Liam Halligan

Who to nudge next

An interview with Professor Richard Thaler, godfather of behavioural economics

‘For ten years or so, my name was “that jerk”,’ says Professor Richard Thaler, president of the American Economics Association and principal architect of the behavioural economics movement. ‘But that was a promotion. Before, I was “Who’s he?”’

Thaler has had to get used to putting noses out of joint. His academic research, initially controversial, sparked an entirely new branch of economics, and now governments are adopting his theories across the globe. But he met plenty of resistance along the way. ‘You get your ideas straight when you argue with those whose views are most different from yours,’ he says.

Struggling with his doctorate in the early 1970s, Thaler faced an economics discipline focused on mathematical models that assumed people always behave rationally, driven entirely by market incentives. He fought back, insisting economics should resist too much maths, opening up instead to other social sciences and acknowledging emotion, bias and whim.

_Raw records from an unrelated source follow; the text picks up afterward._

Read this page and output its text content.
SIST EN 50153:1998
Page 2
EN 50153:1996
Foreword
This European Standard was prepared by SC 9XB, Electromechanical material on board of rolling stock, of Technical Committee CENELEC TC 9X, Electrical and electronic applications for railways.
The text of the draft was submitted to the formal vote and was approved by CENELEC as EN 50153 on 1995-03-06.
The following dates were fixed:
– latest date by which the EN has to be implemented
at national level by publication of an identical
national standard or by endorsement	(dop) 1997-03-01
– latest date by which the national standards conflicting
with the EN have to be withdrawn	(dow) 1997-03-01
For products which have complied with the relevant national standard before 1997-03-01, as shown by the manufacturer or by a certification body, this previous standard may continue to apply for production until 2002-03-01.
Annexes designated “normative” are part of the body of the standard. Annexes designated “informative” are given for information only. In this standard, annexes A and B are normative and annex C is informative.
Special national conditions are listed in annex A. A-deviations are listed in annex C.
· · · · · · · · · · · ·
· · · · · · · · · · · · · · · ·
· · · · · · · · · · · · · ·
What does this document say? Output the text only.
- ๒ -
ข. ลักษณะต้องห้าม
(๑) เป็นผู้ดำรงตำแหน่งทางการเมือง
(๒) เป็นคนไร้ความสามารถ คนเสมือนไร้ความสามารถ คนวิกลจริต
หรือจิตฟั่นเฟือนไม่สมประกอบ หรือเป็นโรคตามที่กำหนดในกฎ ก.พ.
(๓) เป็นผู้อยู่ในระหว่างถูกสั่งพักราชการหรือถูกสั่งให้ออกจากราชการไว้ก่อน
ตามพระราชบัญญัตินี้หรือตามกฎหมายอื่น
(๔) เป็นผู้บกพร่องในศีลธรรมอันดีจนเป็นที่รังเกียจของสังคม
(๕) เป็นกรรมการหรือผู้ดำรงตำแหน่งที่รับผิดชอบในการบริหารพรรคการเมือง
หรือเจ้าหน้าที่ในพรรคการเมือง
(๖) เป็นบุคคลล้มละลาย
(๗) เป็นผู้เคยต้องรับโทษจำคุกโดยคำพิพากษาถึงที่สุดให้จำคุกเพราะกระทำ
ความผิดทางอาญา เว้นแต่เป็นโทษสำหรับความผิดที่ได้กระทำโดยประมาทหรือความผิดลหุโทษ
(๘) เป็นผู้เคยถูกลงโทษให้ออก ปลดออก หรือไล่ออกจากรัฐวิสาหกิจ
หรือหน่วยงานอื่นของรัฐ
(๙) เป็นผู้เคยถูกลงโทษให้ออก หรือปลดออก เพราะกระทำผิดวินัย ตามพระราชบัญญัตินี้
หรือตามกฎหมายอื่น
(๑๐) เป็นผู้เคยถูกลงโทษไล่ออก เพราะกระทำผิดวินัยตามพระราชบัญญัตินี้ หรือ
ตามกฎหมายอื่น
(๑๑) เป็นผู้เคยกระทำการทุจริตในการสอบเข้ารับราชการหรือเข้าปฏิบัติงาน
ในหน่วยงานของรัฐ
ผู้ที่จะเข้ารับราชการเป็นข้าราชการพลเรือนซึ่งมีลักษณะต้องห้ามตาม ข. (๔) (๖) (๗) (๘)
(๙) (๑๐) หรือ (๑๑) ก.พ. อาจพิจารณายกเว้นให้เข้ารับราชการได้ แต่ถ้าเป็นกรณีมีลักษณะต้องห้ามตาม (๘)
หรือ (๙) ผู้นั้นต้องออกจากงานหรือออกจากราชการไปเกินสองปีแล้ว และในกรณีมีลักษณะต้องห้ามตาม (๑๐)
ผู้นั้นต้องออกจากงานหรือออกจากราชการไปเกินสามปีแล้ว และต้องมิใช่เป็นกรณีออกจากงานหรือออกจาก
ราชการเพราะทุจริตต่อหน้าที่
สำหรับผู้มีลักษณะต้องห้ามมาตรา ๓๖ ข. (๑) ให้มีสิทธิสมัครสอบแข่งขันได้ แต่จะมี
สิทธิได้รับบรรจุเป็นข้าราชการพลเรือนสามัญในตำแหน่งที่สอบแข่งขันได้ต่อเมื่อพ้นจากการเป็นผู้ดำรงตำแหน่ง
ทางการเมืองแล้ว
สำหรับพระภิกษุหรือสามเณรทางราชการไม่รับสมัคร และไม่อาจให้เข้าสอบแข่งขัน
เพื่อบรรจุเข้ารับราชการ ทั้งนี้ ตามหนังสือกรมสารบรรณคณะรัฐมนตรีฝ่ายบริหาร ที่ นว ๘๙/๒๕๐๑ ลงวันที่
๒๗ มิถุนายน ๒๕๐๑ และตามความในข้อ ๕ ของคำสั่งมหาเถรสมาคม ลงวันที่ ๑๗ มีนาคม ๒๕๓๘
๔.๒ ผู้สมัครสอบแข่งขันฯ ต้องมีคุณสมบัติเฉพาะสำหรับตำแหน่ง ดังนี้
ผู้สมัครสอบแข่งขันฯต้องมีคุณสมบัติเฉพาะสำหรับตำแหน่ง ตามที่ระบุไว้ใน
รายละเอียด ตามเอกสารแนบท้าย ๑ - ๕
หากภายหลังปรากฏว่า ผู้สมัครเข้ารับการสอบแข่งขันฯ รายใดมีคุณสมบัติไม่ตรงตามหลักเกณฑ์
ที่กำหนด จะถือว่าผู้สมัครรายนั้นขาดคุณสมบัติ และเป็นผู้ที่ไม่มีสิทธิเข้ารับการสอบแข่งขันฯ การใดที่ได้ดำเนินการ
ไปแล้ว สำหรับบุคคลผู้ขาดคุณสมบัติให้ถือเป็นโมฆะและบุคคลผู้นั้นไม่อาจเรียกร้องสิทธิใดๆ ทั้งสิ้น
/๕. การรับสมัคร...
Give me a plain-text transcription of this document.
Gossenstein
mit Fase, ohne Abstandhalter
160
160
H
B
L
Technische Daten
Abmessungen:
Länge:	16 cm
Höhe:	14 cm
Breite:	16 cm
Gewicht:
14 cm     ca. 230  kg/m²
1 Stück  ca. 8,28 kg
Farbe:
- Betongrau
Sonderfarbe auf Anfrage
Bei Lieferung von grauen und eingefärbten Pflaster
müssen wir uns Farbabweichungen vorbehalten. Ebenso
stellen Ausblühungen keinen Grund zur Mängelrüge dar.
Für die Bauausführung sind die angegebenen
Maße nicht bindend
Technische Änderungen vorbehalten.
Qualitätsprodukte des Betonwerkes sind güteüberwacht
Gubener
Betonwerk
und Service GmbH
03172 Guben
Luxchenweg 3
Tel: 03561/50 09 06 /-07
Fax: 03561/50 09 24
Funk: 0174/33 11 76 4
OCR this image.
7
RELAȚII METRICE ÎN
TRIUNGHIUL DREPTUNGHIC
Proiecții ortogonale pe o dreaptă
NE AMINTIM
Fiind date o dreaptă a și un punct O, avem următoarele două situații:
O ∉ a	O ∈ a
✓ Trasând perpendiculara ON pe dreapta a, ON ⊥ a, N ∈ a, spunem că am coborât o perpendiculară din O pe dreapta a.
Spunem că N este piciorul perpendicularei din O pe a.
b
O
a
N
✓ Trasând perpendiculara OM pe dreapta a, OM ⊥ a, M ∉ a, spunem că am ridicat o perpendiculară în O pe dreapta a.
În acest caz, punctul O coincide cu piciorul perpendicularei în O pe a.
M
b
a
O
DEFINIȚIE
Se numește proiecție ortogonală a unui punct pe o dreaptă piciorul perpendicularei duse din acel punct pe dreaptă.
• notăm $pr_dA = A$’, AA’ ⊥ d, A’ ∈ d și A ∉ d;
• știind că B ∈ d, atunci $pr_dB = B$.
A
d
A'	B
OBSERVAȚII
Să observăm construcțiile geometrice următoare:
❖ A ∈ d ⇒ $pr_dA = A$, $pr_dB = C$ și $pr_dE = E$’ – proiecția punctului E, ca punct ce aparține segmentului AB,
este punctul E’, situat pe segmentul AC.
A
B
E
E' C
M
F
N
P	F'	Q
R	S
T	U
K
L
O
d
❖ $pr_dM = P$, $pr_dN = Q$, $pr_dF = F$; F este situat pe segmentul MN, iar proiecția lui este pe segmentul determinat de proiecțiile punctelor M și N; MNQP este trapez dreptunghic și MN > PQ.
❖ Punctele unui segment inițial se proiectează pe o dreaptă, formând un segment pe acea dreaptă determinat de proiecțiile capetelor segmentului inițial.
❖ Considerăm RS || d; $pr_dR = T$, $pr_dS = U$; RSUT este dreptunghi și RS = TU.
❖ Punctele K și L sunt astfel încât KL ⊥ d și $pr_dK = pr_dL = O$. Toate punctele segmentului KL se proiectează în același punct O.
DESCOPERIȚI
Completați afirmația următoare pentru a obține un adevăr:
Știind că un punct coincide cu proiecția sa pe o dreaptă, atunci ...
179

‘It’s tough to change people’s minds about their breakfast cereal, let alone economic models they’ve worked on all their lives,’ says Thaler, reflecting on an career that’s taken him from undergraduate studies in Ohio to Stanford and Cornell. For the past 20 years, he’s been at Chicago — once the home of Milton Friedman, still a citadel of free market economics, and a department perhaps unlikely to welcome a cross-disciplinary firecracker like Thaler. ‘I went with my eyes open, and it’s been great,’ he says. ‘What I’ve learnt at Chicago and elsewhere is that adding real people to economic theories isn’t only fun, it also improves the accuracy of your predictions.’

This is behavioural economics — a branch of the subject Thaler now dominates. Unusually for an economist, he and his acolytes openly admit that market-based analysis is flawed. Embracing that reality, the behavioural school combines a practical understanding of financial incentives with concrete findings from psychology — and is thereby revolutionising the dismal science.